И если у каждой дороги есть точка, где ты становишься частью маршрута, то моя началась здесь, в тишине между вылетом и возвращением. Как первый свет маяка, прорезающий темноту.
Глава 2
Пилсудский. Заговор и приговор
1887 г.
Стук дождя за окном напоминал Брониславу, что он жив. Капли били в ритме сердца – в ритме Санкт-Петербурга, куда в 1886 году двадцатилетний поляк, худощавый юноша с усталым, но добрым взглядом, приехал из Вильны, поступив на юридический факультет.
Его отец, Юзеф, на момент рождения Бронислава в местечке Зулов Свенцянского уезда служил комиссаром Национального правительства. С раннего детства строгий родитель приучал сыновей к уважению закона – форменным ремнём с тяжёлой бляхой. Жена комиссара, Мария, знатная литовская дама, не баловала лаской ни Бронислава, ни его брата Юзефа. Братья Пилсудские втайне подозревали, что холод матери – не её выбор, а наказ мужа, но никогда не осмелились спросить.

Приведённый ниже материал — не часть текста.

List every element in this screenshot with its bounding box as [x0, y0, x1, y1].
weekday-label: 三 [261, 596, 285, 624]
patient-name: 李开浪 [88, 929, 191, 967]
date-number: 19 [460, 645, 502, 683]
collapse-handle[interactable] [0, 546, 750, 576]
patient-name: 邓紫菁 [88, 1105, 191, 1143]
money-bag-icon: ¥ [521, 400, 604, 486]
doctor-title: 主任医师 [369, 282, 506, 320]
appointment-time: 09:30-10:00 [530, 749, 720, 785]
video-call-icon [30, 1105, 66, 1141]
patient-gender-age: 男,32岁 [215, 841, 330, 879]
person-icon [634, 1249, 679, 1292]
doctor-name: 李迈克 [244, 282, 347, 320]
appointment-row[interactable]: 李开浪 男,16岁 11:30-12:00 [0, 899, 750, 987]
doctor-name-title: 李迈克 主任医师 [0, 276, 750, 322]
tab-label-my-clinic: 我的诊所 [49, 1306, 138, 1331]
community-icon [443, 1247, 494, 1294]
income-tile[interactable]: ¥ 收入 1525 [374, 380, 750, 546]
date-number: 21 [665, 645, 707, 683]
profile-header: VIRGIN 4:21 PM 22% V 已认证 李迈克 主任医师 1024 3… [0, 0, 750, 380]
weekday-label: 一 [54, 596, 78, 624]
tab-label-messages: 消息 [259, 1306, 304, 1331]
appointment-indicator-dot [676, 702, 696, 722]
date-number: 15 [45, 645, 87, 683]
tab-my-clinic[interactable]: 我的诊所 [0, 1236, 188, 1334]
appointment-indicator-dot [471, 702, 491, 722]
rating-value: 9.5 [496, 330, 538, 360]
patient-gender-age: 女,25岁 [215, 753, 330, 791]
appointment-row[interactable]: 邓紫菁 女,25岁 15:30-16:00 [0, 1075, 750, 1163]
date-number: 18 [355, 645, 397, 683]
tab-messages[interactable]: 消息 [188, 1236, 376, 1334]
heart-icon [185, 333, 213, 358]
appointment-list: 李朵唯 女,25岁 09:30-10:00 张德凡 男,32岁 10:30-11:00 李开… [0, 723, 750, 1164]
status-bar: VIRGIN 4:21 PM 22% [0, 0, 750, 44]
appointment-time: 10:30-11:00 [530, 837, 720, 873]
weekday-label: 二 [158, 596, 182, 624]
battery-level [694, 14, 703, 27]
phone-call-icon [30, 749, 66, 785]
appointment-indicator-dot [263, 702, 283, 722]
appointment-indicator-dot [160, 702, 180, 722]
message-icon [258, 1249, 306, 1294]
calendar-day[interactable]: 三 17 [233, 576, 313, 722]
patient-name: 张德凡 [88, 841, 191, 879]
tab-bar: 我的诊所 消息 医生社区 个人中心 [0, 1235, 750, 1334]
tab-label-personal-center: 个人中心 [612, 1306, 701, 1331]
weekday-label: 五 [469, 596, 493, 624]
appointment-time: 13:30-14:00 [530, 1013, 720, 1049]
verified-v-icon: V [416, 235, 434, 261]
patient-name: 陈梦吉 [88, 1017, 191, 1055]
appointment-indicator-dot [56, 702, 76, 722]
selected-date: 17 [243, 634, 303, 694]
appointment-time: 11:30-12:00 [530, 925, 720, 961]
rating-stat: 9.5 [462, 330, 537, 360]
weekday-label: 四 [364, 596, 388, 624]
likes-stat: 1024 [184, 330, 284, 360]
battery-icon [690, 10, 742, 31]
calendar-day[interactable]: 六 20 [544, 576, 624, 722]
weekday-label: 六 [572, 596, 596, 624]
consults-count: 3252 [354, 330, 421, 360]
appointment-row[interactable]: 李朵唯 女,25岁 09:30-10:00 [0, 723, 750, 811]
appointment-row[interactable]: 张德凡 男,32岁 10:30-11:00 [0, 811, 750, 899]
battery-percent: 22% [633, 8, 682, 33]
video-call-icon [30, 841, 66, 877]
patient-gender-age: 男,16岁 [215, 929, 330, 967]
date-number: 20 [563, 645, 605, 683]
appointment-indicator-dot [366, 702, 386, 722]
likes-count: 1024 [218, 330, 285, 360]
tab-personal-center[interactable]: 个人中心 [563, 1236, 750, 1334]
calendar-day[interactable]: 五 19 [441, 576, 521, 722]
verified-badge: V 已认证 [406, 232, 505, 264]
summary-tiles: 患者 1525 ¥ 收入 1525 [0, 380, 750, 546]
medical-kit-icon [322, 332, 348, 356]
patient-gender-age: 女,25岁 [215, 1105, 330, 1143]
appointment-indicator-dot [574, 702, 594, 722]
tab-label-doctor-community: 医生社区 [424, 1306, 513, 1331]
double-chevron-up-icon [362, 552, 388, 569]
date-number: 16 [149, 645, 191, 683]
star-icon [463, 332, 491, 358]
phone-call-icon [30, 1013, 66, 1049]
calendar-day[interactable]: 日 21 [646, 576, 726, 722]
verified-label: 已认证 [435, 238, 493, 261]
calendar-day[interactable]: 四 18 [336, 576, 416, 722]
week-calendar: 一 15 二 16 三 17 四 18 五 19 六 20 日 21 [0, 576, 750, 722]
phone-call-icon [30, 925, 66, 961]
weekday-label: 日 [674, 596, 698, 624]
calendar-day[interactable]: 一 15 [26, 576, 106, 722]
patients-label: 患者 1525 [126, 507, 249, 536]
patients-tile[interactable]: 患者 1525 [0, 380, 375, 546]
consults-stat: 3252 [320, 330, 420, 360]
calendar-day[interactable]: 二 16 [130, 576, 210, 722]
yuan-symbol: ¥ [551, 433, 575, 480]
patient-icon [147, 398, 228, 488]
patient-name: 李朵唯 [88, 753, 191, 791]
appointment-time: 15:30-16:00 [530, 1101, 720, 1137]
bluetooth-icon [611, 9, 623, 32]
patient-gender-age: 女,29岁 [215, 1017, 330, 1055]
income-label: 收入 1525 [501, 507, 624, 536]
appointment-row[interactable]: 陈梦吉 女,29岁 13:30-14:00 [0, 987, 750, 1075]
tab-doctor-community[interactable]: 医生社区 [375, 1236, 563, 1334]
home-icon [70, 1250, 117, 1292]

Комиссар не терпел дома ни слабости, ни слов – только волю, которой следовало подчиниться без остатка.
Бронислав был податливым и терпеливым, потому легко впитывал всё, чему учил отец.
Уже в 1882 году вместе с братом он организовал патриотический кружок – с тем упрямством, что передалось им по крови. Самым большим их достижением стало то, что удавалось тайно доставать книги из Варшавы – даже запрещённые, социалистические.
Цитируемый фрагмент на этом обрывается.